Portable Food. - The kinds of food that are the most portable in the ordinary sense of the term are:-Pemmican; meat-biscuit; fried meat; dried fish; wheat flour; biscuit; oatmeal; barley; peas; cheese; sugar; preserved potatoes; and Chollet's compressed vegetables. Extract of meat, as I am assured by the highest physiological authors, is not a portable food but a portable savour. It is quite impossible that life should be maintained on any minute amount of material, because so many grains of carbon and so many of nitrogen are daily consumed, and an equivalent weight of those elements must, of course, be replaced. Salt meat is not to be depended upon, for it is liable to become hard and worthless, by long keeping.
The author goes on to note that, if one is living off the land, then the flesh of no beasts (and few fish) is poisonous, but many plant foods are. He has some interesting comments on the importance of salt, and gives a method of making it which will serve as our recipe for the day.

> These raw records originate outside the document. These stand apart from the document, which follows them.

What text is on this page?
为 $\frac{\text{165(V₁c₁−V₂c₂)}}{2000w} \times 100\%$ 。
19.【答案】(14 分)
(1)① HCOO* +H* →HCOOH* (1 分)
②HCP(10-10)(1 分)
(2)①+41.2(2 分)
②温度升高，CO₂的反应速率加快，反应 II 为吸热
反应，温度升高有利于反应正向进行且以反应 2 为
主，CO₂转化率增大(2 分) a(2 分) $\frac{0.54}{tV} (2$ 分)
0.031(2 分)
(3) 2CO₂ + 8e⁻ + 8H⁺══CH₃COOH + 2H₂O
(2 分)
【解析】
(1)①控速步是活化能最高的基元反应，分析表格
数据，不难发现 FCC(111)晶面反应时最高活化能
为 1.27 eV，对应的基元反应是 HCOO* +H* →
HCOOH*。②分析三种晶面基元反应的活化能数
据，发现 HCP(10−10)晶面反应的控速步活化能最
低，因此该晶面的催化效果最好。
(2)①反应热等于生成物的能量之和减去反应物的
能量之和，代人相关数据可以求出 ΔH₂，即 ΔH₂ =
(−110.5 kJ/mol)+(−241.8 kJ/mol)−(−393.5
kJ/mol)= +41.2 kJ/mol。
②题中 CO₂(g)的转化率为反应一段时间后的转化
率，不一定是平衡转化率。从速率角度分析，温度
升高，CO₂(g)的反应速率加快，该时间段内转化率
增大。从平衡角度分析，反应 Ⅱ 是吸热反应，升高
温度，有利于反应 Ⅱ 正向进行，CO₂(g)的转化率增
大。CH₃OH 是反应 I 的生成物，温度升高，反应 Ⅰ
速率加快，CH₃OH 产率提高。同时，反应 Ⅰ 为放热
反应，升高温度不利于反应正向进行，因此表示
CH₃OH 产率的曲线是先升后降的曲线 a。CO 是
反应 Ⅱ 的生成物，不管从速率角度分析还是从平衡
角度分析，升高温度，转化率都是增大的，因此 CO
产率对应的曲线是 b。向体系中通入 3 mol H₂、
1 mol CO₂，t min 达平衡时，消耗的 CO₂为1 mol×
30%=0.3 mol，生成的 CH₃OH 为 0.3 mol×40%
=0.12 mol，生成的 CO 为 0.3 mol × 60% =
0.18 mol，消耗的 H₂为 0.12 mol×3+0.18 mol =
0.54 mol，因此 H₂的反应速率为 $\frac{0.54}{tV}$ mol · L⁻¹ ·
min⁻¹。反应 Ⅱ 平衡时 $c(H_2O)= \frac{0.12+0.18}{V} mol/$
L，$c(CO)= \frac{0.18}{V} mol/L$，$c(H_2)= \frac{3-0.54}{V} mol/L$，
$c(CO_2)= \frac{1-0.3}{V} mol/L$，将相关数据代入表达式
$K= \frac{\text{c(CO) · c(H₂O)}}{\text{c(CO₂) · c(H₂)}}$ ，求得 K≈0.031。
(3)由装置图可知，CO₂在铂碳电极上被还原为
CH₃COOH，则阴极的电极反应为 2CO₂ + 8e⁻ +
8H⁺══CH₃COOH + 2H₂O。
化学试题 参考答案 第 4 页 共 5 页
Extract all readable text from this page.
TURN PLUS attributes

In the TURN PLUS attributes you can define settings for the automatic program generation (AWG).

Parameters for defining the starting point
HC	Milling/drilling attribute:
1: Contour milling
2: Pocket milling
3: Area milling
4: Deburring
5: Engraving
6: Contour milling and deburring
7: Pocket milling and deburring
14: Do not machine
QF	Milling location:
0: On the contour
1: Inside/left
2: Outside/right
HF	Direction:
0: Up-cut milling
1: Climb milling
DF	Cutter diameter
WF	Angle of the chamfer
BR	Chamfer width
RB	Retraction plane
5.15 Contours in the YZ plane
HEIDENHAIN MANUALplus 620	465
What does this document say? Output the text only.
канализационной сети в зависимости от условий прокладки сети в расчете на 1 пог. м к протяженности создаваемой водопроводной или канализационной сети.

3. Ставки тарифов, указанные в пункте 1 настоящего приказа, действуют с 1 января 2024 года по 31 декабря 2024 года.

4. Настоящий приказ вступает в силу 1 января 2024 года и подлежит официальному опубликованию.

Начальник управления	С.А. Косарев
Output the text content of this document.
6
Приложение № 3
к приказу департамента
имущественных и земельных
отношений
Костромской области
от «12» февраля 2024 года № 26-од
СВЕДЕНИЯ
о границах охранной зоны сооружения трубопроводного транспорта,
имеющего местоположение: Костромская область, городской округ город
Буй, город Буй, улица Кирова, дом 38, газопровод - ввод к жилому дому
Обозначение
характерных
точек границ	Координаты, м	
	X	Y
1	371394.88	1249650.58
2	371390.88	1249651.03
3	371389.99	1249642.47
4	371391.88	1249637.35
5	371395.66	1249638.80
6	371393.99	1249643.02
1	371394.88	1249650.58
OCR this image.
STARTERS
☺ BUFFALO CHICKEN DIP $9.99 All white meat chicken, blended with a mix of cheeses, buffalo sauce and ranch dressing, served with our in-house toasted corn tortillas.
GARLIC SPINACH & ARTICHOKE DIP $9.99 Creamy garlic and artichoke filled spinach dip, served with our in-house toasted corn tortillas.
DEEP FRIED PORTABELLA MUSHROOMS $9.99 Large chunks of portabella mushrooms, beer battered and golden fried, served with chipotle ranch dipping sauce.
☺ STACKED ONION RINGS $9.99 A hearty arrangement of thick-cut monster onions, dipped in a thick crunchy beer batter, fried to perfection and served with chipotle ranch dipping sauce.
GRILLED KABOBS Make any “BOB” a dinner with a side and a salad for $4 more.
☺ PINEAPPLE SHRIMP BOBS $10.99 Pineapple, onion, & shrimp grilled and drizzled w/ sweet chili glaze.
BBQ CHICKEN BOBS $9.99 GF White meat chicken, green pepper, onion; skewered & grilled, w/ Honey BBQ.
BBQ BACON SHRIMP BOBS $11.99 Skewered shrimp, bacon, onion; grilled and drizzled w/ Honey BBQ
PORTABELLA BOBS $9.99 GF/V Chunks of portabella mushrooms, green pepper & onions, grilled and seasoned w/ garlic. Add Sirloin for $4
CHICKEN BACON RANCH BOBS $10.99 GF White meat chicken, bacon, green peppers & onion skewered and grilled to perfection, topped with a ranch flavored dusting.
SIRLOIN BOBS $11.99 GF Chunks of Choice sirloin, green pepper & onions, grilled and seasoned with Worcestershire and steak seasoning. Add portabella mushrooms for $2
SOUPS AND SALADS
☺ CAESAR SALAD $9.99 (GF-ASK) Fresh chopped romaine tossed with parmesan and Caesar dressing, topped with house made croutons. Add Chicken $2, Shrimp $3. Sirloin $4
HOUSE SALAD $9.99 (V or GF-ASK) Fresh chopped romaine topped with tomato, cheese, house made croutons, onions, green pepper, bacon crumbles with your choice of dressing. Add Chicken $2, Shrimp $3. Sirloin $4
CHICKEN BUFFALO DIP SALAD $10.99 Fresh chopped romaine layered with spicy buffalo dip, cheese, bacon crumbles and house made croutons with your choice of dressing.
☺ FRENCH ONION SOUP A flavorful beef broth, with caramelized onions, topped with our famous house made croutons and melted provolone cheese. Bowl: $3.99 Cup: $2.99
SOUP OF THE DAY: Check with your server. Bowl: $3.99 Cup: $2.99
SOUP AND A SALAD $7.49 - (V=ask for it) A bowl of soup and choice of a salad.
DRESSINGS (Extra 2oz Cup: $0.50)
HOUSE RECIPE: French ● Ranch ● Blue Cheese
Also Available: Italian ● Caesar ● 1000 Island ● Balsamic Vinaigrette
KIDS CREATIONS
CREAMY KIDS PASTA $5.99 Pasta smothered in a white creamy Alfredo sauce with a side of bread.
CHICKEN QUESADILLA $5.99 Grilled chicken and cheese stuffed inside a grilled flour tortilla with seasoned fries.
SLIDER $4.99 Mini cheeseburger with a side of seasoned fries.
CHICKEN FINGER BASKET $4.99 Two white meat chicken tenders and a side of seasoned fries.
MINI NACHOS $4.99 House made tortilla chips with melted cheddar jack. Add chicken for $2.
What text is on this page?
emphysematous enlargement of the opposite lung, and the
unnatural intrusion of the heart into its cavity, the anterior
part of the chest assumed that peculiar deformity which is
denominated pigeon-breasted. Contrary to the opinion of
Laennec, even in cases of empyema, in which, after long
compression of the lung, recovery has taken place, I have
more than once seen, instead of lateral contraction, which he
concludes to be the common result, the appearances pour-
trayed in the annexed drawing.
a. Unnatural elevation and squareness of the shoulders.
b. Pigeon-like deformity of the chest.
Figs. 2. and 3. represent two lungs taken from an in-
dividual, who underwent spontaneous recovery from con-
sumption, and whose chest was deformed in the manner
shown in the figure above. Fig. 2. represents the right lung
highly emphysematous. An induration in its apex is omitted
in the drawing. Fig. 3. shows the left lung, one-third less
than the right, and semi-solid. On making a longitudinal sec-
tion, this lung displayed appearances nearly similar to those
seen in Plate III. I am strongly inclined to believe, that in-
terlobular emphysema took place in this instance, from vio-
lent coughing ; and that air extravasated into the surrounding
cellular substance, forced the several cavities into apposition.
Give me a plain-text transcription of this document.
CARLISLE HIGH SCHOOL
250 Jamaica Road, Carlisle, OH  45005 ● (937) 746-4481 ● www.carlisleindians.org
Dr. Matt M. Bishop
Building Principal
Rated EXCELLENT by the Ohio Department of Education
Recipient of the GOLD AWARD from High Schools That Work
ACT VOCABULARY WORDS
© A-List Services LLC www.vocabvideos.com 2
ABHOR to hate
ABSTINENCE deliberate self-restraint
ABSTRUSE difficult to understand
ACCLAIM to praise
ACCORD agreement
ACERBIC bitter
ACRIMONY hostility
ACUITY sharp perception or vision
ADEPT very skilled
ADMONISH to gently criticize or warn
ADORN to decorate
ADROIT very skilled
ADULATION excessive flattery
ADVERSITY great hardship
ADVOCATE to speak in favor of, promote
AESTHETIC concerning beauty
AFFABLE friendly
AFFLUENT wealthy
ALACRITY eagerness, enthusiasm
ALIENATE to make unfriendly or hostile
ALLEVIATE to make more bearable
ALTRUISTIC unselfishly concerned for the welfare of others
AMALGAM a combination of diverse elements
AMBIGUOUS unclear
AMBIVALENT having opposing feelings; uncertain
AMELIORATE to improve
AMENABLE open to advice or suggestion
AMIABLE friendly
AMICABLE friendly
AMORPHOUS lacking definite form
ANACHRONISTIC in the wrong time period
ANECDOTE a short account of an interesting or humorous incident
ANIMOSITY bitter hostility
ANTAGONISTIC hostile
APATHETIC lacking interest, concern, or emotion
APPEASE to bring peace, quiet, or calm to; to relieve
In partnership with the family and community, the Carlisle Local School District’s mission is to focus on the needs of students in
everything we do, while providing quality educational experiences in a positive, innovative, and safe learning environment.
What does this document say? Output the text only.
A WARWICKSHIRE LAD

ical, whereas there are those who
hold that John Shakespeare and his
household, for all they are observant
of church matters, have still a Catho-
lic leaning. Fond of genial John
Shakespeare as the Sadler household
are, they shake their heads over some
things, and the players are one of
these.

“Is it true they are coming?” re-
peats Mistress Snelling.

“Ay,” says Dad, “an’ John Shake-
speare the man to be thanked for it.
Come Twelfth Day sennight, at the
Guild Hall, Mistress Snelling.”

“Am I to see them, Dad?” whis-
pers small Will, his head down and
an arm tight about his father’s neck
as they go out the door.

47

Salt.-The craving for salt (chloride of sodium) is somewhat satisfied by the potash salts, and, perhaps, by other minerals: thus we often hear of people reduced to the mixing of gun-powder with their food, on account of the saltpetre that it contains. An impure salt is made widely in North Africa, from wood-ashes. They are put into a pot, hot water is poured over them and allowed to stand and dissolve out the salts they contain; the ley is then decanted into another pot, where it is evaporated. The plants in use are those of which the wetted ashes have a saline and not an alkaline taste, nor a soapy feel.
I plan to give you more insights from this author tomorrow, for he has much to share, and there are still wild places to travel in the world.
Quotation for the Day.
Don’t slaughter more pigs than you can salt.